Ou seja, este indivíduo a quem não se lhe reconhecem quaisquer méritos ou acções relevantes a não ser o seguidismo saloio a Vale e Azevedo nos tempos do Benfica, beneficiando daquilo por que Cunhal e outros como ele lutaram, transcede aquilo que é a legítima liberdade de expressão, para entrar numa contradição impensável: não lidando de forma natural com a democracia, invoca esse conceito com o qual figadalmente convive, para atacar esse seguidismo serôdio, a seu ver, anti-democrático. Olha quem...
É claro que isto só se encontra em indivíduos com uma deficiente formação histórica, política e cívica para quem os manuais doutrinários do 5º ano da escola comercial, passados a pente fino por Marcello Caetano, são a obra literária do milénio.
Na sua concepção mais simples, generalista e consensual, a democracia é o governo do povo. Etimologicamente é uma palavra composta por aglutinação e que resulta dos vocábulos gregos demos + kratos, que significam grosso modo, povo e governo. Daqui deriva posteriormente a representatividade e a participação como legitimação da vontade popular*.
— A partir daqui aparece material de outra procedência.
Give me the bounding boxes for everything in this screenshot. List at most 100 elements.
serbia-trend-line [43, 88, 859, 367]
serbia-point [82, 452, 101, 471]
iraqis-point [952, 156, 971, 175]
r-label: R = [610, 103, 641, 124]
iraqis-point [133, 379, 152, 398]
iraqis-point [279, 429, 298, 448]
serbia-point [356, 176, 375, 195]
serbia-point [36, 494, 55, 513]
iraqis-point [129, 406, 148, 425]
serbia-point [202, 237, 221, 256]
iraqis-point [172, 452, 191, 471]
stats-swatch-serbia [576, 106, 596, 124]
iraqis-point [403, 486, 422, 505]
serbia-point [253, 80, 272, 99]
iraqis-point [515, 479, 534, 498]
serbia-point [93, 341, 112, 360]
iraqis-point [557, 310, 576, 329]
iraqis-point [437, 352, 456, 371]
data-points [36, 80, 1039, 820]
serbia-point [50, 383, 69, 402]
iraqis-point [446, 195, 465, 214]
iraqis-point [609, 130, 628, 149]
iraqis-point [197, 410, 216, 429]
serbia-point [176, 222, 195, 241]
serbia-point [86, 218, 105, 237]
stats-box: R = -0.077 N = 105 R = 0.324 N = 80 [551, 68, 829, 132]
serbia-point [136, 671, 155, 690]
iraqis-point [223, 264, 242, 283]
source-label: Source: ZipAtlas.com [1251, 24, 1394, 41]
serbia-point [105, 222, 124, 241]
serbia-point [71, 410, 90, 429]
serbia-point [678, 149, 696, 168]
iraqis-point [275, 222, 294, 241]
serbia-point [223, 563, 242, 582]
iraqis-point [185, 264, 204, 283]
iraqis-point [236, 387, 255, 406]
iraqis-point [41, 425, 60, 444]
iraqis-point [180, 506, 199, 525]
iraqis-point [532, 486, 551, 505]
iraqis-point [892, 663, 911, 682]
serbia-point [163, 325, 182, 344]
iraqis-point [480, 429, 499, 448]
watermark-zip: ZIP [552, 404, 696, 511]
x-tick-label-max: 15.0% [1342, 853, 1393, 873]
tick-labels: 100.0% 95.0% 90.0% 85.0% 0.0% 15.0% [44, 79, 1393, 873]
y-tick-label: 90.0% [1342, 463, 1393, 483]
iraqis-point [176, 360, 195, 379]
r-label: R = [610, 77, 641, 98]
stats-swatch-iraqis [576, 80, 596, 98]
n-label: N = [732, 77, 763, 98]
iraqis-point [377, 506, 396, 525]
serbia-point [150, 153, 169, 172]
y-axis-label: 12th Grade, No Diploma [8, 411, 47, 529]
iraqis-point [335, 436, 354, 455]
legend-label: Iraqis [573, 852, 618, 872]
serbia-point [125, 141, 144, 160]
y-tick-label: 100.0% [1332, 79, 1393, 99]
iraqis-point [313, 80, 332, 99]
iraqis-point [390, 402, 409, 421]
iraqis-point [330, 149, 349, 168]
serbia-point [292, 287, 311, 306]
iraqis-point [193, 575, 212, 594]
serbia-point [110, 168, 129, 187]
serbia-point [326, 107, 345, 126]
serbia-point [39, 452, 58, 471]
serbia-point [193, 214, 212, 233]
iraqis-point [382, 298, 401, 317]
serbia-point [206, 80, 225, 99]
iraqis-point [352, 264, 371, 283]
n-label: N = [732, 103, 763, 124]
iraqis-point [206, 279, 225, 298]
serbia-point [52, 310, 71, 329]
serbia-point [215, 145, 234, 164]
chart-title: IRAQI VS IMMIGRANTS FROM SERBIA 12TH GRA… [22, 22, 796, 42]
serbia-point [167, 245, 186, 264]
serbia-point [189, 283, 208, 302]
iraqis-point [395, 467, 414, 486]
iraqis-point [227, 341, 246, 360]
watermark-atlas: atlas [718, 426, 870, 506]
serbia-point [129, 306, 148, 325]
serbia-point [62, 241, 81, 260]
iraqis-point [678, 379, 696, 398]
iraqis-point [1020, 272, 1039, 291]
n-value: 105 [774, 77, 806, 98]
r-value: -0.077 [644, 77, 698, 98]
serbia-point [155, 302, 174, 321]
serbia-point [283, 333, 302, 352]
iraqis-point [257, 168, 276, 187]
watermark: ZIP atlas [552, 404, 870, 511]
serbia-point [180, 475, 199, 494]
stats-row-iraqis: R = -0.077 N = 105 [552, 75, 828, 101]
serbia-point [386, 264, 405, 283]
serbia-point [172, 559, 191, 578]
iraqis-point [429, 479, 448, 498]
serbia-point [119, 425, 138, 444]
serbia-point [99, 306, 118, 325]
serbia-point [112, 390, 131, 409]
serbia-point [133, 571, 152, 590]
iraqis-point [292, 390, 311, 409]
Terá Ribeiro e Castro alguma vez reflectido, mesmo que remotamente, sobre quem representa? É que Álvaro Cunhal, não só sabia quem representava, como sabia para onde ia e agia em conformidade e coerência com os seus pressupostos ideológicos. E o mais importante de tudo é que Cunhal poderá ter muitas vezes entrado em conflito com oponentes, estigmatizado comunistas vira-casacas, mas nunca dei conta de que menosprezasse o povo!
A democracia em Portugal tem realmente um longo caminho a percorrer...
* Também se pode consultar material deste em livros de filosofia política, ciência política e sociologia (são normalmente vendidos em livrarias) e até em revistas, jornais e na internet (aquela que se vai de ratinho na mão e se vê a edição online do «Burladero»).